If you suffer from any of these symptoms be sure to talk to a therapist first. He or she will be able to help you deal with each of these symptoms step by step. There are also other things that usually help with mild and moderate depression

Working out moderate depression

Getting more tired when you already feel out of breath and energy seems like a paradox. But, it works. Working out, even two days a week can change the balance of the chemicals in your brain. The effort and challenges that working out bring will help to release endorphins in your brain. The sense of accomplishment will directly improve your mood and push you to seek out other challenges during the day.

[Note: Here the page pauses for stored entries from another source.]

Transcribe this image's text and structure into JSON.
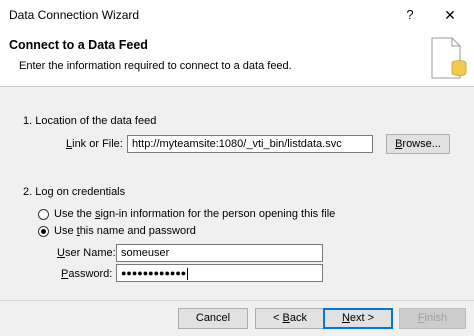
{
  "window": {
    "title": "Data Connection Wizard",
    "help_glyph": "?",
    "close_glyph": "✕"
  },
  "header": {
    "title": "Connect to a Data Feed",
    "subtitle": "Enter the information required to connect to a data feed.",
    "icon": "data-feed-document-icon"
  },
  "location": {
    "section_label": "1. Location of the data feed",
    "link_label_prefix": "",
    "link_label_mnemonic": "L",
    "link_label_rest": "ink or File:",
    "link_value": "http://myteamsite:1080/_vti_bin/listdata.svc",
    "browse_mnemonic": "B",
    "browse_rest": "rowse..."
  },
  "credentials": {
    "section_label": "2. Log on credentials",
    "option1_before": "Use the ",
    "option1_mnemonic": "s",
    "option1_after": "ign-in information for the person opening this file",
    "option1_selected": false,
    "option2_before": "Use ",
    "option2_mnemonic": "t",
    "option2_after": "his name and password",
    "option2_selected": true,
    "username_mnemonic": "U",
    "username_rest": "ser Name:",
    "username_value": "someuser",
    "password_mnemonic": "P",
    "password_rest": "assword:",
    "password_value": "●●●●●●●●●●●●"
  },
  "footer": {
    "cancel_label": "Cancel",
    "back_prefix": "< ",
    "back_mnemonic": "B",
    "back_rest": "ack",
    "next_mnemonic": "N",
    "next_rest": "ext >",
    "finish_mnemonic": "F",
    "finish_rest": "inish"
  }
}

Your depression has its direct causes. Talking things through with your therapist can lead to many breakthroughs. You will find the roots of your issues and see them in a new, more constructive light. They will encourage you and offer a way to reshape your negative thought patterns.


The rise in stress during the last few decades has also followed the rise in depression. FIne ways to relax and be stress-free during the day. Sometimes your mind just needs to reshuffle and settle things where they need to be. The famous Nobel winner and British philosopher Bertrand Russell has always set aside a period of the day to be bored. He said it helped him be more relaxed, open to ideas and challenges.